Project Details
Sustainable Personnel Planning in Highly Customized Assembly Lines with Work Sharing
Applicants
Professor Dr. Dominik Kreß; Professorin Dr. Alena Otto
Subject Area
Accounting and Finance
Term
from 2019 to 2023
Project identifier
Deutsche Forschungsgemeinschaft (DFG) - Project number 414225725
In SuPerPlan, we study paced mixed-model assembly lines (MALs) where highly customized products are processed by human operators. We will analyze concepts of planning the work of operators at such lines, build appropriate models and develop new algorithms, which aim at enhancing both economic and social sustainability of these assembly lines.
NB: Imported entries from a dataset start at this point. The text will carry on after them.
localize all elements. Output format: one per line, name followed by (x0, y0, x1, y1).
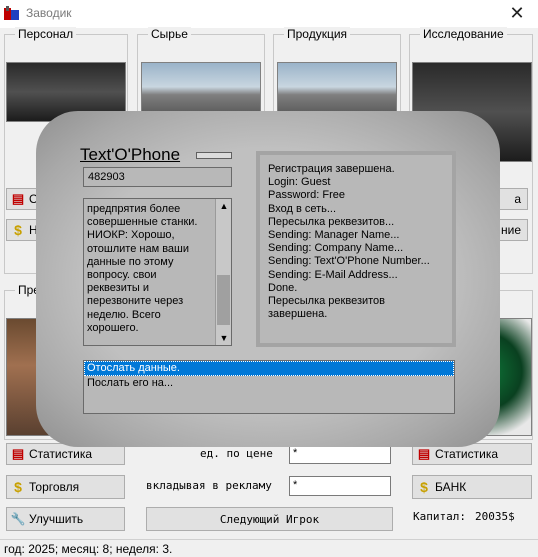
research-top-label: а (514, 192, 521, 206)
connection-log: Регистрация завершена. Login: Guest Passwo… (256, 151, 456, 347)
dollar-icon: $ (420, 479, 428, 495)
log-line: Пересылка реквезитов... (268, 215, 395, 228)
group-research-label: Исследование (420, 27, 507, 41)
stats-label: Статистика (29, 447, 93, 461)
phone-number-field[interactable]: 482903 (83, 167, 232, 187)
improve-label: Улучшить (29, 512, 84, 526)
scroll-down-icon[interactable]: ▼ (216, 333, 232, 343)
group-products-label: Продукция (284, 27, 351, 41)
log-line: Вход в сеть... (268, 202, 337, 215)
log-line: Sending: Text'O'Phone Number... (268, 255, 430, 268)
reply-option[interactable]: Отослать данные. (84, 361, 454, 376)
products-image (277, 62, 397, 117)
group-raw-label: Сырье (148, 27, 191, 41)
price-field[interactable]: * (289, 444, 391, 464)
reply-options-list[interactable]: Отослать данные. Послать его на... (83, 360, 455, 414)
window-title: Заводик (26, 6, 72, 20)
wrench-icon: 🔧 (10, 512, 26, 526)
app-icon (4, 6, 20, 22)
log-line: Пересылка реквезитов (268, 295, 386, 308)
message-text: предпрятия более совершенные станки. НИО… (87, 203, 198, 334)
ads-field[interactable]: * (289, 476, 391, 496)
message-text-box[interactable]: предпрятия более совершенные станки. НИО… (83, 198, 232, 346)
status-bar: год: 2025; месяц: 8; неделя: 3. (0, 539, 538, 557)
reply-option[interactable]: Послать его на... (84, 376, 454, 391)
log-line: завершена. (268, 308, 328, 321)
chart-icon: ▤ (417, 446, 431, 461)
log-line: Sending: E-Mail Address... (268, 268, 398, 281)
chart-icon: ▤ (11, 191, 25, 206)
log-lines: Регистрация завершена. Login: Guest Passwo… (268, 163, 430, 321)
next-player-button[interactable]: Следующий Игрок (146, 507, 393, 531)
bank-button[interactable]: $ БАНК (412, 475, 532, 499)
log-line: Sending: Manager Name... (268, 229, 400, 242)
log-line: Регистрация завершена. (268, 163, 395, 175)
log-line: Sending: Company Name... (268, 242, 404, 255)
dollar-icon: $ (14, 222, 22, 238)
title-bar: Заводик ✕ (0, 0, 538, 28)
trade-label: Торговля (29, 480, 80, 494)
ads-label: вкладывая в рекламу (146, 479, 272, 492)
scroll-thumb[interactable] (217, 275, 230, 325)
close-icon[interactable]: ✕ (506, 2, 528, 24)
capital-value: 20035$ (475, 510, 515, 523)
bank-label: БАНК (435, 480, 467, 494)
message-scrollbar[interactable]: ▲ ▼ (215, 199, 231, 345)
dialog-title: Text'O'Phone (80, 145, 181, 164)
log-line: Login: Guest (268, 176, 331, 189)
raw-image (141, 62, 261, 117)
group-personnel-label: Персонал (15, 27, 77, 41)
improve-button[interactable]: 🔧 Улучшить (6, 507, 125, 531)
capital-label: Капитал: (413, 510, 466, 523)
log-line: Done. (268, 281, 298, 294)
dialog-title-bar (196, 152, 232, 159)
trade-button[interactable]: $ Торговля (6, 475, 125, 499)
scroll-up-icon[interactable]: ▲ (216, 201, 232, 211)
dollar-icon: $ (14, 479, 22, 495)
chart-icon: ▤ (11, 446, 25, 461)
log-line: Password: Free (268, 189, 346, 202)
right-stats-label: Статистика (435, 447, 499, 461)
price-label: ед. по цене (200, 447, 273, 460)
research-mid-label: ние (500, 223, 521, 237)
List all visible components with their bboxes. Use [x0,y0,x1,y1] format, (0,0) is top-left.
We believe that this can be achieved by performing some tasks in an alternating or collaborative manner by groups of workers according to rules specified by the planners. This form of organization is referred to as work sharing. We identify three types of work sharing that enable companies to enrich work assignment, to reduce ergonomic risks and the variance of job completion times, and thus help enterprises to customize their product range and produce available to promise. However, work sharing adds additional complexity to the planning of assembly lines. Work sharing at MALs has barely been investigated in the past, resulting in a significant research gap. Moreover, an appropriate methodological support for managers is currently missing. To bridge this gap, SuPerPlan investigates the impact of work sharing on planning in a plentitude of settings in MALs, such as personnel planning, assembly line design, or assembly line balancing and scheduling. We will extract optimization problems and develop suitable solution algorithms that integrate different aspects of work sharing of different types. One of our major challenges will be coping with the increase of complexity due to taking work sharing into account, as most of the optimization problems are already computationally intractable when work sharing is not considered.Our planning procedures will take aspects of social sustainability into account, such as individual skills, equitable distribution of labor, and ergonomic risks. The attention will be centered on considering the assembly line stem personnel as opposed to temporary workers. We also intend to design participative planning approaches in the form of mechanisms that take into account preferences of workers. These planning algorithms must be transparent and have a disincentive effect to possible selfish manipulations.We believe that the results of this project will bring a positive social impact to the society by improving working conditions at assembly lines and enhancing product customization at a large number of enterprises.